Let me tell you my story.

 

I'm a 19 year old guy and I turn 20 in 10 days.

I met my girlfriend ( well ex girlfriend, im so used to calling her my girlfriend ) when I was in year 8 at high school.

I had dated girls before, a lot actually throughout primary school and high school but nothing serious and no sex.

 

We became best friends quite quickly, I used to talk to her about guys she would see and I would be there for her like any best friend would.

 

It was new years eve in 2008 and we all went to a friends house for a party, we were kissing and making out on the lounge and yeah, 3 days later on january 3rd I asked her officially to be my girlfriend.

 

We were known by all our friends and family as the cutest couple, inseparable, perfect, high school sweethearts..

We spent nearly everyday together we were madly in-love.

 

I had chances prior to her to lose my virginity but was always to shy or "fridget".

I lost my virginity to her a few weeks later.. however she had lost hers to a guy a few months earlier who afterwards didn't care about her. And then had sex with one of his friends a week or 2 later.

This really effected me in a way because I was in love with her at this point and til this day hate the fact that we didnt lose our virginity to eachother.

 

After one year of being together, I got extremely drunk and high at a party, my girlfriend went home that night and I ended up having sex with a random girl at this party..

I told her the next day what I had done and she was devastated.

 

She eventually forgiven me a few days later and said she loves me and mistakes happen and everyone deserves a second chance.

 

Time went on another happy 2 years went by and then the same thing happened except this time I got drunk and high and had sex with one of her close friends.

This was a lot harder for her to take and our relationship was nearly over by this point.

Some reason some how she STILL forgiven me once again, we we were all still good friends and put it behind us, however she would always bring up the past in arguments and whenever I thought she had done something wrong or been flirting with a guy she would always use as an excuse " Atleast im not having sex with them like you did" "Atleast i never cheated on you" etc etc.

 

Since having sex with the 2nd girl who was our good friend, we eventually a few months ago actually had a threesome, me my girlfriend and this girl.
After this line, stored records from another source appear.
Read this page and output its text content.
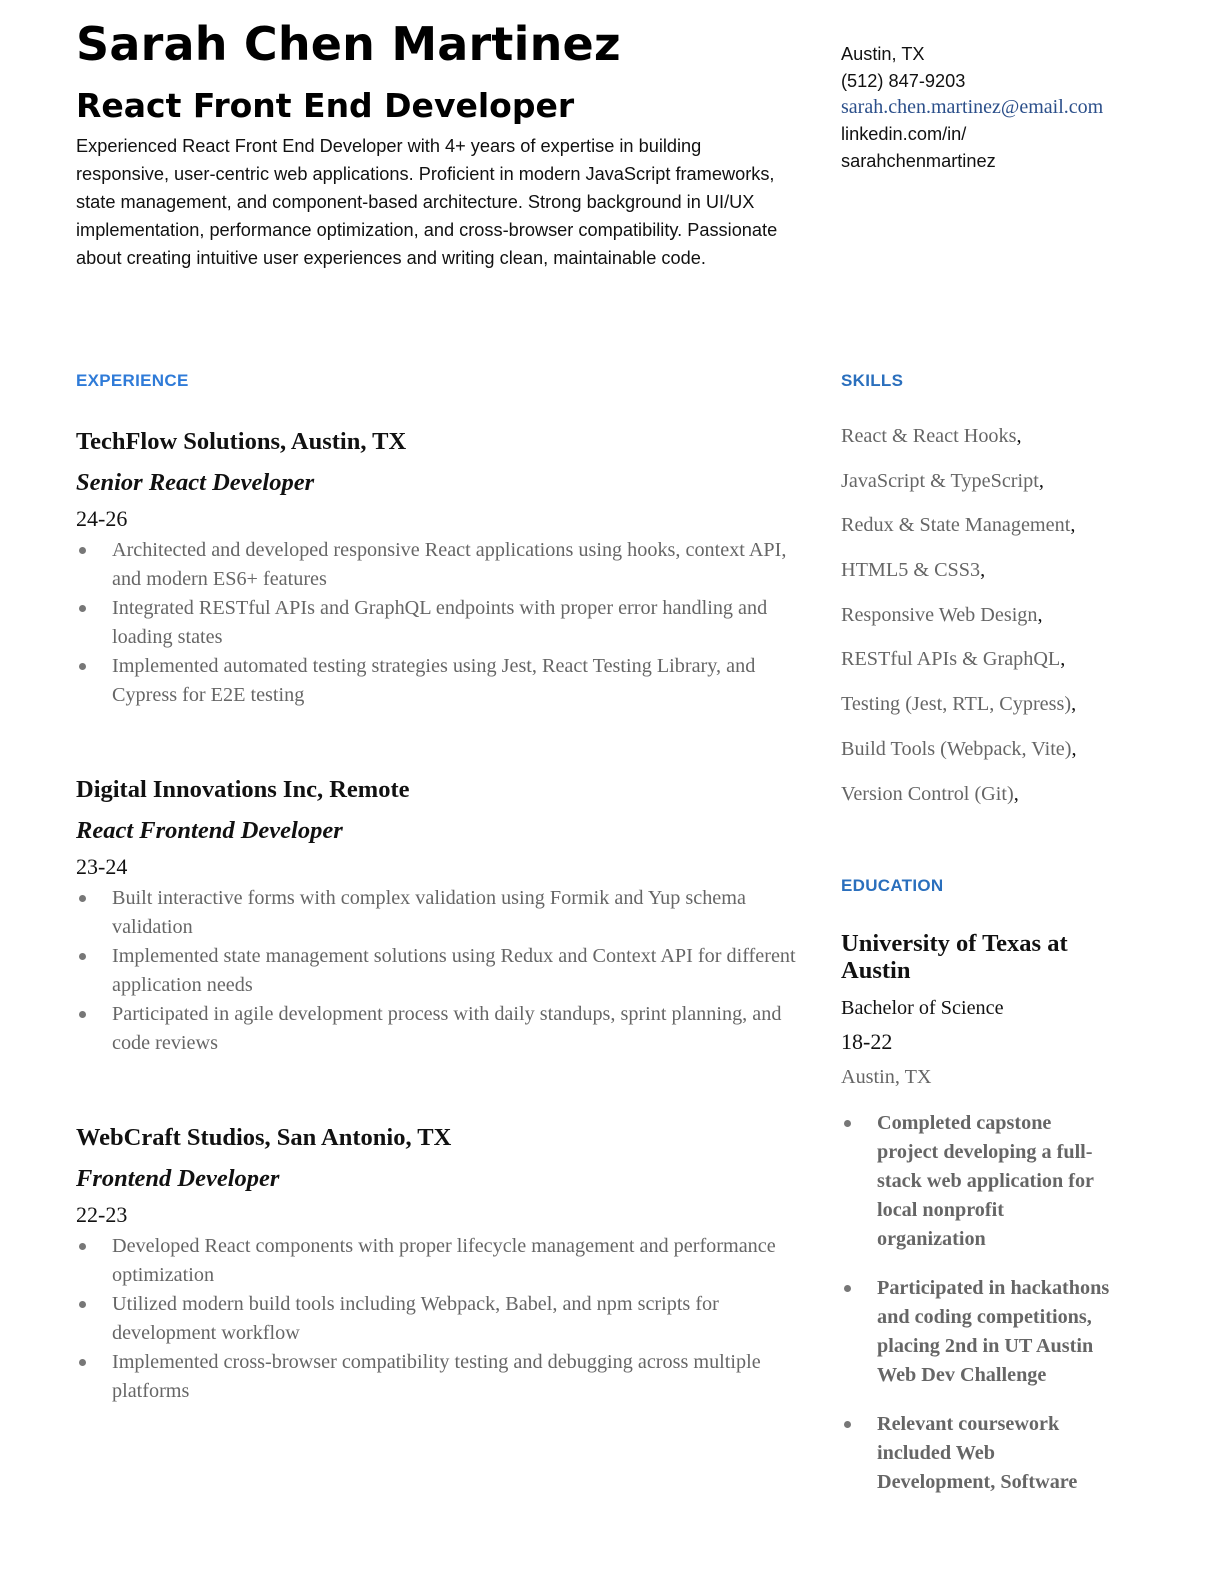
Sarah Chen Martinez
React Front End Developer

Experienced React Front End Developer with 4+ years of expertise in building responsive, user-centric web applications. Proficient in modern JavaScript frameworks, state management, and component-based architecture. Strong background in UI/UX implementation, performance optimization, and cross-browser compatibility. Passionate about creating intuitive user experiences and writing clean, maintainable code.

Austin, TX
(512) 847-9203
sarah.chen.martinez@email.com
linkedin.com/in/
sarahchenmartinez
EXPERIENCE
TechFlow Solutions, Austin, TX
Senior React Developer
24-26
Architected and developed responsive React applications using hooks, context API, and modern ES6+ features
Integrated RESTful APIs and GraphQL endpoints with proper error handling and loading states
Implemented automated testing strategies using Jest, React Testing Library, and Cypress for E2E testing
Digital Innovations Inc, Remote
React Frontend Developer
23-24
Built interactive forms with complex validation using Formik and Yup schema validation
Implemented state management solutions using Redux and Context API for different application needs
Participated in agile development process with daily standups, sprint planning, and code reviews
WebCraft Studios, San Antonio, TX
Frontend Developer
22-23
Developed React components with proper lifecycle management and performance optimization
Utilized modern build tools including Webpack, Babel, and npm scripts for development workflow
Implemented cross-browser compatibility testing and debugging across multiple platforms
SKILLS
React & React Hooks,
JavaScript & TypeScript,
Redux & State Management,
HTML5 & CSS3,
Responsive Web Design,
RESTful APIs & GraphQL,
Testing (Jest, RTL, Cypress),
Build Tools (Webpack, Vite),
Version Control (Git),
EDUCATION
University of Texas at Austin
Bachelor of Science
18-22
Austin, TX
Completed capstone project developing a full-stack web application for local nonprofit organization
Participated in hackathons and coding competitions, placing 2nd in UT Austin Web Dev Challenge
Relevant coursework included Web Development, Software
We were a lot more comfortable about everything and there were no hard feelings.

 

In the last 6 months, our relationship was getting worse and worse. She would always come over my house to see me and I would always be playing my PC. I Would spend time with her and lay with her and watch movies but 90% of the time there was nothing to talk about or do so I just played games. She became quickly addicted to going into town and to nightclubs, she loved going out socialising dancing and getting drunk, and I didnt really enjoy it. I dont see a nightclub a place for a couple, I prefer restaurants and beaches and other nice things. Nightclubs are full of sleezy guys and sluts, a place to get drunk and have a 1 night stand.

 

In the last 2 months, we were having sex at my house after drinking that night, she told me to stop and that it was hurting or she didn't feel okay, she never says anything like that and I knew she just didn't want to have sex, I thought there was someone else and that she wasnt attracted to me anymore, we argued and argued and it got violent. I would never hit a woman in my life especially one I love, we just started pushing eachother and she was slapping me and I wasn't letting her out of my room until we talked this out.. She ended up saying to me that she wants to leave and she doesn't want to be with me anymore, and I couldn't take it, I was extremely intoxicated and I started to tear up her sexy underwear and jeans and clothes I wouldn't want any other guy seeing her in. I ruined about $200 worth of clothes, she then came in and seen that and poured beer all over me and my bed... I then broke down crying my eyes out asking her to say and i'm sorry and I will replace everything and telling her how much I love her.

 

After it all cooled down, she waited for her mother to come pick her up, I was sitting next to her on the stairs waiting with her to get picked up, I asked her does she still love me and she said yes.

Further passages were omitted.